Plenary sessions and abstracts

Plenary sessions at the conference included wide ranging topics such as: Entrepreneurship Education; Universities, Industry & Employability; Innovations in Technology; Finance & Business Growth; and so on. Various abstracts were presented including Entrepreneurial Skills Training in Early Childhood Education from the Obafemi Awolowo University, Nigeria; Entrepreneurship Training: The case of orange farmers in Muheza, Tanzania; Art and Design and Technical Education at the secondary level in Zimbabwe; Integrating Entrepreneurial Studies into Technical Vocational Education in South Africa; The role of microfinance, Ghana; Strategic Partnership between University and Industry, Uganda; University-Industry Collaboration, Zambia.

My keynote address

In my keynote address titled, “The relevant education for Africa in the 21st century”, I stressed the following relevant educational outcomes for our students to become entrepreneurs: The first is that they have to be able to produce something, a product to show for the effort; two, they have to be in the position to provide a particular kind of service; and lastly, they need to be in a position to solve a pressing societal problem.

Students in the various districts have to be taught and encouraged to become entrepreneurs by the ability to add value to the natural endowment peculiar to that particular area. We have tried the academics for the past years and the youth are failing in droves.
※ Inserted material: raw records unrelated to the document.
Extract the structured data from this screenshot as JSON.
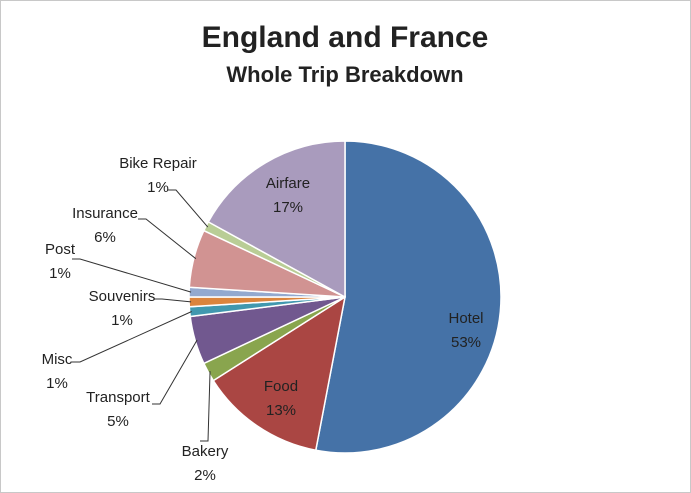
{
  "chart_data": {
    "type": "pie",
    "title": "England and France",
    "subtitle": "Whole Trip Breakdown",
    "categories": [
      "Hotel",
      "Food",
      "Bakery",
      "Transport",
      "Misc",
      "Souvenirs",
      "Post",
      "Insurance",
      "Bike Repair",
      "Airfare"
    ],
    "values": [
      53,
      13,
      2,
      5,
      1,
      1,
      1,
      6,
      1,
      17
    ],
    "value_labels": [
      "53%",
      "13%",
      "2%",
      "5%",
      "1%",
      "1%",
      "1%",
      "6%",
      "1%",
      "17%"
    ],
    "colors": [
      "#4572A7",
      "#AA4643",
      "#89A54E",
      "#71588F",
      "#4198AF",
      "#DB843D",
      "#93A9CF",
      "#D19392",
      "#B9CD96",
      "#A99BBD"
    ]
  }
}
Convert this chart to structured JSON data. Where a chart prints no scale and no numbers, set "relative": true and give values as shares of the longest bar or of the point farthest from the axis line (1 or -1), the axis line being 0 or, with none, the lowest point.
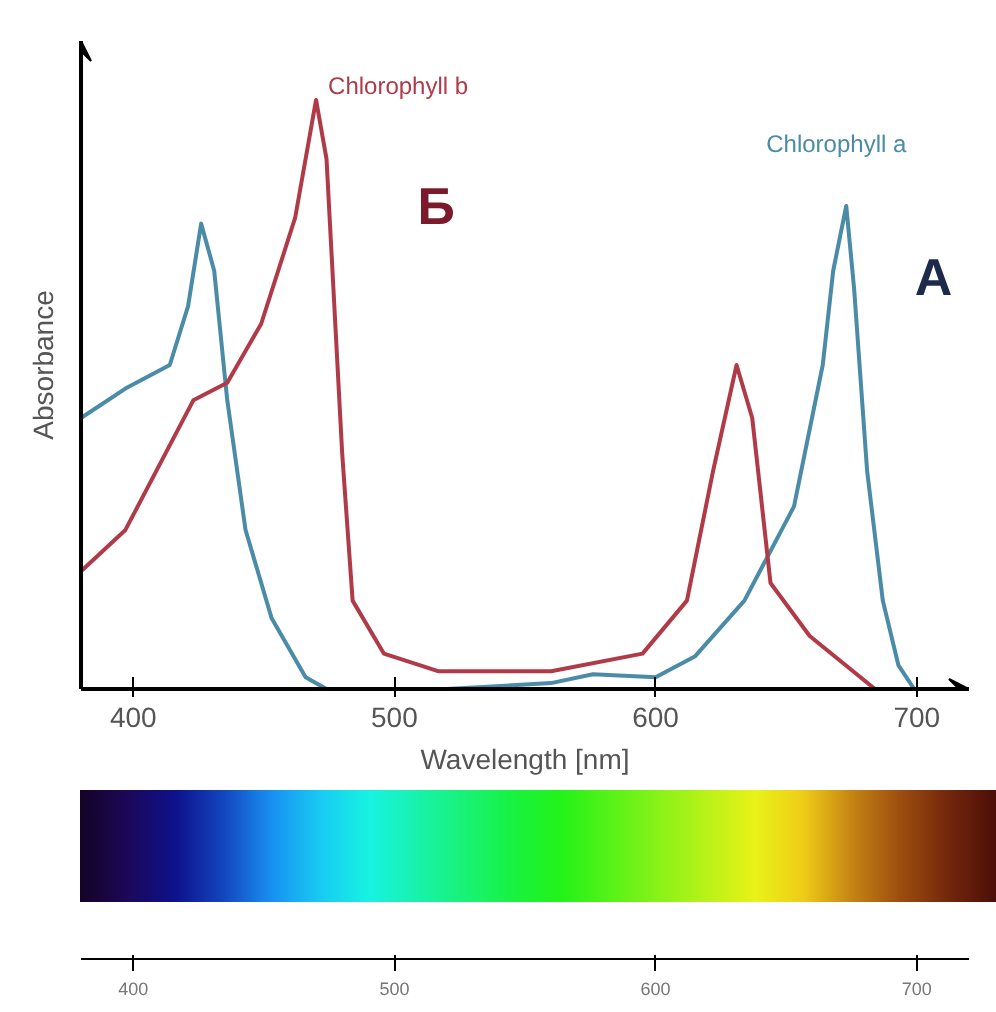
{
  "chart_data": [
    {
      "type": "line",
      "relative": true,
      "xlabel": "Wavelength [nm]",
      "ylabel": "Absorbance",
      "xlim": [
        380,
        720
      ],
      "xticks": [
        400,
        500,
        600,
        700
      ],
      "x2lim": [
        380,
        720
      ],
      "x2ticks": [
        400,
        500,
        600,
        700
      ],
      "grid": false,
      "marker": "none",
      "line_style": "solid",
      "annotations": [
        "Б",
        "A"
      ],
      "series": [
        {
          "name": "Chlorophyll a",
          "color": "#4a8ba8",
          "x": [
            380,
            397,
            414,
            421,
            426,
            431,
            436,
            443,
            453,
            466,
            474,
            520,
            560,
            576,
            600,
            615,
            634,
            653,
            664,
            668,
            673,
            676,
            681,
            687,
            693,
            699
          ],
          "values": [
            0.46,
            0.51,
            0.55,
            0.65,
            0.79,
            0.71,
            0.49,
            0.27,
            0.12,
            0.02,
            0,
            0,
            0.01,
            0.025,
            0.02,
            0.055,
            0.15,
            0.31,
            0.55,
            0.71,
            0.82,
            0.68,
            0.37,
            0.15,
            0.04,
            0
          ]
        },
        {
          "name": "Chlorophyll b",
          "color": "#b03a48",
          "x": [
            380,
            397,
            410,
            423,
            436,
            449,
            462,
            470,
            474,
            480,
            484,
            496,
            517,
            560,
            595,
            612,
            622,
            631,
            637,
            644,
            659,
            684
          ],
          "values": [
            0.2,
            0.27,
            0.38,
            0.49,
            0.52,
            0.62,
            0.8,
            1.0,
            0.9,
            0.4,
            0.15,
            0.06,
            0.03,
            0.03,
            0.06,
            0.15,
            0.37,
            0.55,
            0.46,
            0.18,
            0.09,
            0
          ]
        }
      ]
    }
  ]
}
At the university levels, science education, for example, has to help the youth produce electric bulbs, electric and water meters. That is what science education is for. But we have young people trapped behind desks, copying lecture notes and forever doing mathematical calculations. It’s not helping us. So those who are themselves teaching the youth need to have skills for entrepreneurship, and avoid the “chew, pour, pass, forget and be poor” business?

In any of our provision shops in Ghana, most of the imported items there can be produced locally. I was in Thailand in October 2015; they make almost everything they need so there’s not that much pressure on their currency, the Thai Baht. They produce their own juices; rice; chickens; soaps and deodorant; textiles for towels, underwear, T shirts; computers; electricals, and so on. So they are quite independent and the standard of living is quite high at a much cheaper than in Africa. For us we import everything because education is not directed at producing the important consumer and infrastructural items we need. Why, for instance, does Ghana import tons and tons of expensive aluminium wires for the domestic electricity grid when we have a bauxite smelter in Tema?

The education as practiced in many parts of Africa deceived the youth and the conference was keen on avoiding the decadence and raise entrepreneurs for Africa’s future.